2.Whether the plaintiff is entitled to < share as claimed by her?
3.Whether the alleged gift deed said to have been executed by the 1st defendant in favour of the defendants 5 and 6 would be valid in law?
15. At the out set, I am constrained to point out that the case on hand is a classic example of unbroken coconut in the hands of monkey. Though, Mr.V.Raghavachari, learned counsel appearing for the appellant and Mr.T.M.Hariharan, learned counsel appearing for the legal representatives of the second respondent, namely respondents 3 and 9 would invoke all their legal acumen to convince me and make out certain pleadings that were never thought of by the parties during the trial and invite me to answer the same. I am afraid that I will be transgressing the limits of my jurisdiction in an appeal under Section 96 of Code of Civil Procedure, If I am to succumb to their invitation. Though in the plaint it is claimed that the suit properties are ancestral, the plaintiff during trial does not proceed on the footing that the properties being ancestral, the plaintiff would be entitled to a share as legal heir of the 1st defendant. Probably, she and her counsel were aware of the fact that such claim cannot be made by the plaintiff being a daughter, married prior to 1989 and the suit itself having been filed in 1983 before the advent of the Hindu Succession Amendment Act 1/1990.
16. It is also seen from the records, the father of the plaintiff namely, the 1st respondent in the appeal died on 02.07.2000. i.e. prior to coming into force the Hindu Succession Amendment Act 39/2005. Therefore, the plaintiff being a daughter, married prior to 1989 and her father having died prior to 9.9.2005 cannot invoke either the Tamil Nadu Amendment namely, Hindu Succession Amendment Act 1 of 1990 or Central Act namely, Hindu Succession Amendment Act 39 of 2005. Therefore, the entitlement of the plaintiff will have to be decided only based on the provisions of old Section 6 and 8 of the Hindu Succession Act 1956.
17. Both Mr.V.Raghavachari, learned counsel appearing for the appellant and Mr.T.M.Hariharan, learned counsel appearing for respondents 3 and 9 are alive to the situation. They would, however, contend that taking note of the death of 1st defendant/1st respondent, Samiappa Nadar, the allegation that the properties are the ancestral properties in the hands of Samiappa Nadar and the deceased Samiappa Nadar, being the kartha of the family, appears to have executed the settlement deeds with reference to ancestral properties, all those questions should be gone into in this appeal itself, without driving the parties to another round of fresh litigation.
18. On the other hand Mrs.
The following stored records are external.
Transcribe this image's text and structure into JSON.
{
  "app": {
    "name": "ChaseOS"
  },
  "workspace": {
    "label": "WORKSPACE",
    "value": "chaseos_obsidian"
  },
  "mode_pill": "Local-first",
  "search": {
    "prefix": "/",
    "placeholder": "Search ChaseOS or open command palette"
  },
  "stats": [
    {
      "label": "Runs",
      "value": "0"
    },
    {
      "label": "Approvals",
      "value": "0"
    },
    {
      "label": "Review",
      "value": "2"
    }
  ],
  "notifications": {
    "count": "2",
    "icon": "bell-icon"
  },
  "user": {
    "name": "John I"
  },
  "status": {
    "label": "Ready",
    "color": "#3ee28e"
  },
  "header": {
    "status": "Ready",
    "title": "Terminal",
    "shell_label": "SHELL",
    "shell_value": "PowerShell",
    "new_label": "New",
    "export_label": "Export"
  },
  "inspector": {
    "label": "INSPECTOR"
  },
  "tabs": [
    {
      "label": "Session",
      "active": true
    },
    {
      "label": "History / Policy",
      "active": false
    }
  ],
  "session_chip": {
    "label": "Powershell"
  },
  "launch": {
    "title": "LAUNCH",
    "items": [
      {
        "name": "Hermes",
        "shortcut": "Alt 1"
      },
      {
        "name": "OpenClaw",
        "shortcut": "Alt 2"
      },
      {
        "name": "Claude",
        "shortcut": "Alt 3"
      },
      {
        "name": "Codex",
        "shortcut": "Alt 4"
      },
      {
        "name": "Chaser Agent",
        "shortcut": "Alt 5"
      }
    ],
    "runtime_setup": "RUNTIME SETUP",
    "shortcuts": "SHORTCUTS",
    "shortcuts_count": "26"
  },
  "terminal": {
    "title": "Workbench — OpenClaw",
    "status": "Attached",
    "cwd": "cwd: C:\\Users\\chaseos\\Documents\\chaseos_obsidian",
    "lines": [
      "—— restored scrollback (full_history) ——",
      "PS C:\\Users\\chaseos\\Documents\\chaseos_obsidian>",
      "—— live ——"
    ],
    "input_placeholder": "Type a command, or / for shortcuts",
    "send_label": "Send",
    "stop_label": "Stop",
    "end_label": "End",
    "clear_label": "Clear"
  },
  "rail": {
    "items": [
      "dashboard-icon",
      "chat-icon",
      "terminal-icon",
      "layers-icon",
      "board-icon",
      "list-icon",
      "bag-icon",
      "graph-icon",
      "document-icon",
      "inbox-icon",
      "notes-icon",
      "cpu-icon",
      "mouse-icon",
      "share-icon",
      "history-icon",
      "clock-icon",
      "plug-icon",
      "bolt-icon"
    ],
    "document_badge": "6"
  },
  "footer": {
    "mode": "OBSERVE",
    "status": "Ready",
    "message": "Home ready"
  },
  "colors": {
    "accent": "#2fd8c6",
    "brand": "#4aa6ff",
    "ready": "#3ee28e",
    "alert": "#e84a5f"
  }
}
Hema Sampath, learned Senior counsel appearing for the respondents 4 to 6 would vehemently contend that there was no pleadings to the effect that the 1st defendant had acquired the property in the capacity as a Kartha of the family and that the plaintiff, who had no rights over the suit properties, even assuming that they are ancestral properties on the date of the suit, cannot question the validity of the settlement deeds executed by the 1st defendant/1st respondent.
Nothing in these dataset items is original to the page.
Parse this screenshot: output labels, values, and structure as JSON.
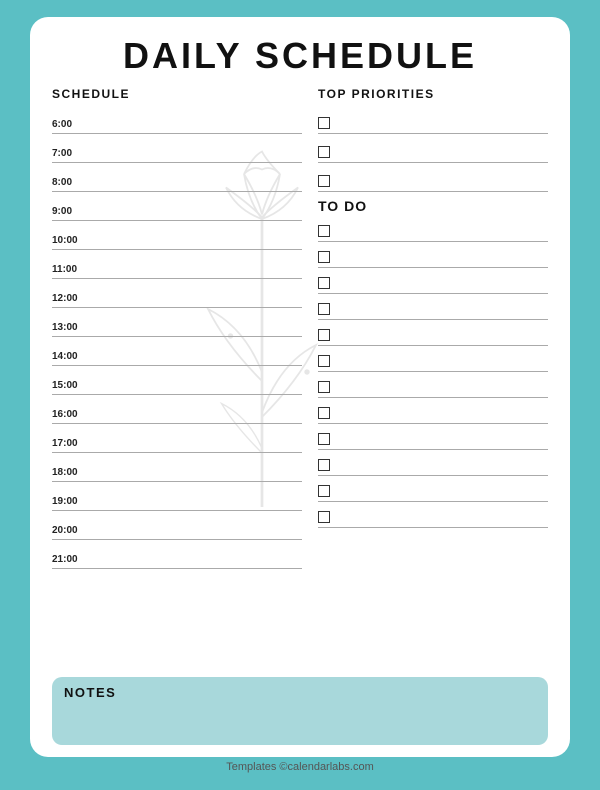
{
  "title": "DAILY SCHEDULE",
  "left_section": {
    "header": "SCHEDULE",
    "times": [
      "6:00",
      "7:00",
      "8:00",
      "9:00",
      "10:00",
      "11:00",
      "12:00",
      "13:00",
      "14:00",
      "15:00",
      "16:00",
      "17:00",
      "18:00",
      "19:00",
      "20:00",
      "21:00"
    ]
  },
  "right_section": {
    "priorities_header": "TOP PRIORITIES",
    "priorities_count": 3,
    "todo_header": "TO DO",
    "todo_count": 12
  },
  "notes": {
    "label": "NOTES"
  },
  "footer": "Templates ©calendarlabs.com"
}
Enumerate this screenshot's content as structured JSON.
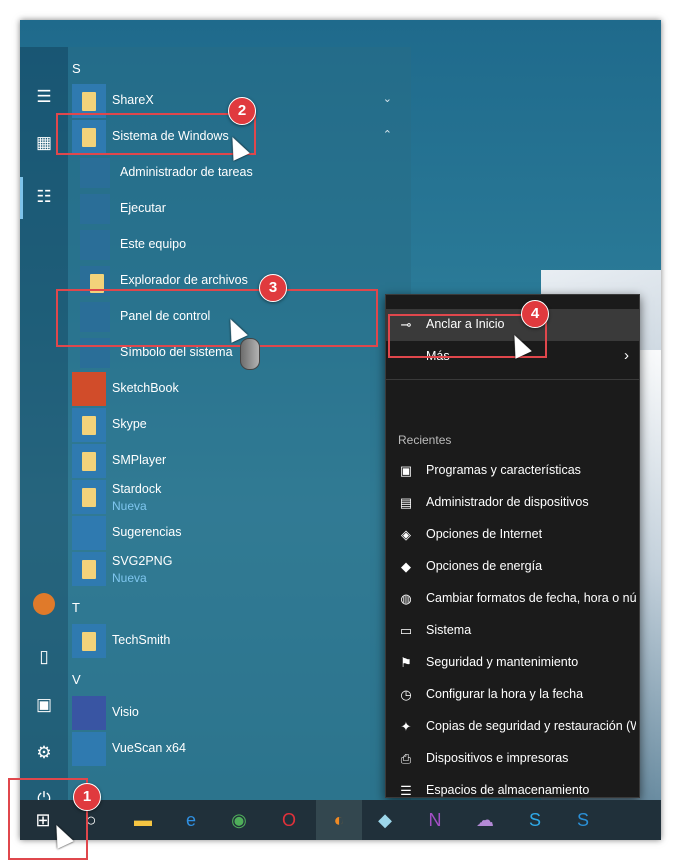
{
  "rail": {
    "icons": [
      "hamburger-icon",
      "tiles-icon",
      "list-icon",
      "user-avatar-icon",
      "document-icon",
      "pictures-icon",
      "settings-icon",
      "power-icon"
    ]
  },
  "menu": {
    "letters": {
      "s": "S",
      "t": "T",
      "v": "V"
    },
    "sharex": "ShareX",
    "sistema": "Sistema de Windows",
    "sub": {
      "admin": "Administrador de tareas",
      "ejecutar": "Ejecutar",
      "equipo": "Este equipo",
      "explorador": "Explorador de archivos",
      "panel": "Panel de control",
      "simbolo": "Símbolo del sistema"
    },
    "sketchbook": "SketchBook",
    "skype": "Skype",
    "smplayer": "SMPlayer",
    "stardock": "Stardock",
    "stardock_badge": "Nueva",
    "sugerencias": "Sugerencias",
    "svg2png": "SVG2PNG",
    "svg2png_badge": "Nueva",
    "techsmith": "TechSmith",
    "visio": "Visio",
    "vuescan": "VueScan x64"
  },
  "context_menu": {
    "pin": "Anclar a Inicio",
    "more": "Más",
    "recent_header": "Recientes",
    "recent": [
      "Programas y características",
      "Administrador de dispositivos",
      "Opciones de Internet",
      "Opciones de energía",
      "Cambiar formatos de fecha, hora o nú...",
      "Sistema",
      "Seguridad y mantenimiento",
      "Configurar la hora y la fecha",
      "Copias de seguridad y restauración (Wi...",
      "Dispositivos e impresoras",
      "Espacios de almacenamiento"
    ]
  },
  "badges": {
    "b1": "1",
    "b2": "2",
    "b3": "3",
    "b4": "4"
  },
  "taskbar": {
    "apps": [
      "windows-start",
      "cortana",
      "file-explorer",
      "edge",
      "chrome",
      "opera",
      "firefox",
      "winscp",
      "onenote",
      "cloud",
      "skype",
      "snagit"
    ]
  }
}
19. The learned senior counsel would further contend that the allegations of fraud or undue influence made in the plaint have not been established by cogent and convincing evidence. The learned Senior counsel would further contend that the 2nd defendant namely, the son, having been remained exparte and having not filed written statement, cannot be allowed to raise the issue relating to the validity or otherwise the settlement deeds and the nature of the property in the hands of the 1st defendant/1st respondent.
20. The learned counsel would also invite my attention to the absence of any issue regarding the nature of the properties, the validity of the settlement deeds executed by the 1st defendant/1st respondent before the Trial Court and submit that in the absence of pleadings and evidence, those issues cannot be gone into or taken up for consideration in the appeal.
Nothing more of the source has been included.